To celebrate International Women’s Day (and Women’s History month), Kerry Consulting is interviewing strong female leaders from our consultants’ networks across multiple industries.
Read the full interview below:
Céline Le Cotonnec, Chief Data Innovation Officer at Bank of Singapore
“Don’t be afraid to be a woman. You can have a family along with a business career; it is possible.”
Q: This year’s slogan for IWD is #BreaktheBias – how do you interpret that message?
A: I am interpreting this year’s theme quite literally, in a way that strongly pertains to my current position. As Chief Data Innovation Officer at Bank of Singapore, I work specifically on the topic of ethics in artificial intelligence.
What we have realised over time is that algorithms across all types of banking are trained on biased datasets. For me, “breaking the bias” is about ensuring that data-led organisations, such as banks, work to become more diverse and equitable from the top-down.
In doing so, we can make sure that the algorithms we build are deep-rooted in ethical, equality-driven principles and are not based on assumptions. It is so important to have unbiased datasets, which provide accurate predictive outcomes that are a reflection of a modern and progressive society. This year’s theme really resonates with me as I spend a lot of time literally breaking biases as Chief Data Innovation Officer!
Q: What progress have you seen on gender equality in your lifetime?
A: I have worked in industries that were primarily male dominated. Whether it was automotive research and development, or even before that in diplomacy and then later on in my Chief Data Innovation role. I have seen that there has been a global trend of promoting women to senior leadership roles. I think this is great; diversity is extremely important, especially at the upper echelon of major organisations where change can be affected at great scale.
I’ll give a more concrete and personal answer to this question: as a Chief Data Innovation Officer my background is in signology; in language and culture. This is not the typical background that you might expect somebody in my position to have. For example, a lot of my close peers come from an IT or statistics background in data science. However, I know that having an outside perspective such as mine, where the focus is on people and culture, is unquestionably important.
We now see organisations begin to understand that diversity is never about hitting arbitrary quotas; it’s about well-provided unique viewpoints and a certain richness of thought. If we all came from the exact same background, innovation and creativity would suffer.
There is definitely overall progress in this regard, especially in Financial Services, where there are plenty of female leaders at the helm of international banks. OCBC has their first female CEO in Helen Wong. Then you also have the likes of Jane Fraser, the multitalented CEO at Citi. So we can see clearly that more senior roles are being populated with staff who come from an array of diverse backgrounds.
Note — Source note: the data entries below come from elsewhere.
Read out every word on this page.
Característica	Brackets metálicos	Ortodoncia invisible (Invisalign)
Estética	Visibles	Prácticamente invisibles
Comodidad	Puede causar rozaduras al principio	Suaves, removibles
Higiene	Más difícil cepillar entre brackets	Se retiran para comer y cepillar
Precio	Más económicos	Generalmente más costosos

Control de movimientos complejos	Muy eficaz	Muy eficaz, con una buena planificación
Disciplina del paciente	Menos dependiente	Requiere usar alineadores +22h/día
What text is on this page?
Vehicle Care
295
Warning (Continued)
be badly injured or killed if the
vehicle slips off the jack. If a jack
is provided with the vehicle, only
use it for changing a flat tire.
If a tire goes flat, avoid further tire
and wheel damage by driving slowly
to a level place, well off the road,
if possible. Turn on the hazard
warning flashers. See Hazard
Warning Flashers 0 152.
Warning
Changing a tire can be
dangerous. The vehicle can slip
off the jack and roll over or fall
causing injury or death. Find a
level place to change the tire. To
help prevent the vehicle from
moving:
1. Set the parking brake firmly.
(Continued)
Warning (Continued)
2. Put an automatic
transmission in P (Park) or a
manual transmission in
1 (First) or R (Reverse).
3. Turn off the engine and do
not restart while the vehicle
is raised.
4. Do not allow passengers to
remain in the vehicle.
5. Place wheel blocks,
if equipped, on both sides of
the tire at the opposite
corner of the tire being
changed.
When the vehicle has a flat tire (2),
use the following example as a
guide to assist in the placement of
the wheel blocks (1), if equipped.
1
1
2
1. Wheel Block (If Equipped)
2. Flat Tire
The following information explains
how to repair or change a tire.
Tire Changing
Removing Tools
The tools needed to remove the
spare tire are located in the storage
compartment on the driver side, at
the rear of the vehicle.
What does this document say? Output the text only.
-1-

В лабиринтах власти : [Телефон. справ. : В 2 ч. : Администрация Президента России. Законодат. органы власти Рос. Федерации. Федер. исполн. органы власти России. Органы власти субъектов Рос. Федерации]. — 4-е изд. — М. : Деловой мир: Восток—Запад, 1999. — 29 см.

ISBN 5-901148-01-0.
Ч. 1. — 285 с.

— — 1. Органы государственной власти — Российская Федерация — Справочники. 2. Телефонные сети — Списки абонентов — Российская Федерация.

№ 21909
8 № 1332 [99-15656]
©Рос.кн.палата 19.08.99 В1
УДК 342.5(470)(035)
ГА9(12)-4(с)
Q: Why is diversity in the workplace important?
A: It brings other perspectives. Our customers are diverse. They can be male or female, old or young. They come from different cultures. That’s why diversity for me is something very important – so that we can meet the needs of all of our customers. If our customer base is diverse, then our team building the products for those customers should also be diverse.
“If our customer base is diverse, then our team building the products for those customers should also be diverse.”
Q: Tell us about a significant barrier you have faced in your career due to being a woman. How did you overcome it?
A: One barrier that I have faced is regarding credibility, especially when I put forward a proposal that has never been done before. My job as Chief Data Innovation Officer is to challenge the status quo, to strive for innovative solutions. This requires pushing boundaries, which, in an old-as-time industry, can sometimes see pushback.
The key, however, is to remain humble. Be able to explain your rationale, and understand that it can take time. Stand by your thoughts, and continue to push and maintain a forward-thinking and decisive attitude.
In-fact, my decisiveness in this regard can sometimes be portrayed as aggressive because I am a woman, yet I never feel that I have more to prove just because of that fact. Decisiveness is an admirable quality in other genders, and it should be for women too.
Q: Tell us about a valuable lesson you were taught by another woman.
A: A strong female leader friend of mine once told me that you should never expect your boss to care about your work-life balance. It may sound strange, but it is very true.
You need to set the ground rules. You need to own that, regardless of being a woman or man. It needs to be accepted in the workplace when people say ‘I am sorry, I can not work overtime’.
This is how I manage my team. I don’t expect them to work until midnight. Everybody has their own balance. You need to be respectful and aware of each other’s needs at different stages.
Q: What advice would you give a young woman entering the Financial Services Industry?
Don’t be afraid to be a woman. You can have a family along with a business career; it is possible. Choose your job carefully not only in terms of the company, but also your boss. Ask yourself will your boss be supportive of your family and career plans.